For eight years, the Credit Union Times magazine names Trailblazers in the credit union industry. This year three of the eight winners hail from Alabama or Florida. The winners were announced during the CUNA GAC last week.
Brancucci was honored for his vision for the credit union which included changing the brand to reflect "financial" in the name and not FCU.
“No question it was the right decision to make,” Brancucci told the Times. “To me, it was interesting to hear all the academic discussions and in some respects, the histrionic discussions. But I can tell you the pundits were absolutely incorrect. We’re talking about having engaged members.”
The rebranding worked as GTE Financial saw more than 16,000 new members in 2012, plus loan growth was back. Overall, the credit union went from negative 5.42-percent loan growth in 2011 to 16.6 percent- growth in 2012. Also, the credit union closed more than 1,700 HARP loans totaling more than $213 million and saved members over $70 million in interest and new and used vehicle loans skyrocketed from negative 11.29 percent in 2011 to 70 percent in 2012 with a portfolio that increased substantially from $204 million to nearly $348 million during the same time period.

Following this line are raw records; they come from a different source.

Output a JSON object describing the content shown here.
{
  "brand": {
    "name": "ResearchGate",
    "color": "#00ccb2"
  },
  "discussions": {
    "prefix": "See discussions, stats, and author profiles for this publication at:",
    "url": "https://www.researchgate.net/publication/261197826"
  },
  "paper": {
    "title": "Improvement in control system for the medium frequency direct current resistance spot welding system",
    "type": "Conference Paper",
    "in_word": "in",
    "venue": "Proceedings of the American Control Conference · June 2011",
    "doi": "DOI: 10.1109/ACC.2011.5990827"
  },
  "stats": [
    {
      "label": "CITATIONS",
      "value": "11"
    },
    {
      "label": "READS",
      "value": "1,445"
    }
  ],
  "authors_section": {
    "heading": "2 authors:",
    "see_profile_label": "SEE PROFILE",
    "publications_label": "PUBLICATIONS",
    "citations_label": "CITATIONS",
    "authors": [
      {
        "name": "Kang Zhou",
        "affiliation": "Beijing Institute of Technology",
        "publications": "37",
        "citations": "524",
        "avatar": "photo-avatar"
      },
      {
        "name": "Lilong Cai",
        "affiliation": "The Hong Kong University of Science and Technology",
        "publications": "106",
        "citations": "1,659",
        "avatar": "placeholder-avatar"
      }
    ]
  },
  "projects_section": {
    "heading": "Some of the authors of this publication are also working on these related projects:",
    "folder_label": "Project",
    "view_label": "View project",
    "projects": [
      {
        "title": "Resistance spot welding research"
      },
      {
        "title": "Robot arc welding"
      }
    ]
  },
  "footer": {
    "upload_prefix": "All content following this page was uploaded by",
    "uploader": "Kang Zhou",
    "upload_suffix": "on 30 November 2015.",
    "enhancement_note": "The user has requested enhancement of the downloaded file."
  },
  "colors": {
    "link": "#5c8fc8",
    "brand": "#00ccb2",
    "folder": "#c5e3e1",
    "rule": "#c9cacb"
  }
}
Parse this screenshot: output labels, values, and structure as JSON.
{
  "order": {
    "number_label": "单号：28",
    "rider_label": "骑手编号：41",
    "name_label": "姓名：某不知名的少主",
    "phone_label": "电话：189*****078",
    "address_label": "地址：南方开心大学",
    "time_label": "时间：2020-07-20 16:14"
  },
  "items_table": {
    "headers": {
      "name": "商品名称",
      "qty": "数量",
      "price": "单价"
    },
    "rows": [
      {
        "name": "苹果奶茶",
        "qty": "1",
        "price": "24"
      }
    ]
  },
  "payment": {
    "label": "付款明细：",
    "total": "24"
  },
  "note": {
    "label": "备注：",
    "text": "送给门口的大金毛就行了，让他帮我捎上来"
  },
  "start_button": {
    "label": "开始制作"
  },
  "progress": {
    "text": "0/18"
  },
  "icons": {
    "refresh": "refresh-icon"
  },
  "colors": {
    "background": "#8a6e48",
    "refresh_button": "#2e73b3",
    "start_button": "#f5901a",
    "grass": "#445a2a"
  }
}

Mashburn has helped Listerhill become a well respected credit union for its innovative initiatives like its campus card program at the University of North Alabama, where some 7,000 new members can integrate their student IDs with their Listerhill accounts. In addition, in two years the credit union’s “The Hill” accounts for 15-29-year-olds has jumped from 2,082 to 5,562. The “So Can You” promotion resulted in over $104 million in loans.
“As marketers, our purpose is to communicate to and on behalf of our members. We are their advocate,” Mashburn told the Times. “We are not in the business of putting promotions together but solving problems. That may mean we do a promotion, but ultimately it’s to help solve a problem.”
Svehla is the senior vice president of retail lending and loss prevention. A position she came to 18 months ago not through the lines of underwriting or marketing but instead from collections, an area that she considers a largely undervalued and misunderstood part of making and servicing loans.
“Understanding and correctly managing a collections program is an absolutely essential part of any healthy lending program, whether you are making personal loans, credit card loans, auto loans or mortgage loans,” Svehla told the Times.
At its worst, in 2010, 3.92 percent of Grow’s loans were worth 2.94 percent of its assets and 2.04 percent of its average loans were charged off. The numbers dropped the past two years to where 2012 ended with 2.12 percent of the credit union’s loans, or 1.40 percent of its assets, delinquent and 1.46 percent of its average loans were charged off.
“We evaluate our loans across their entire life cycle, and that includes collections” Svehla said.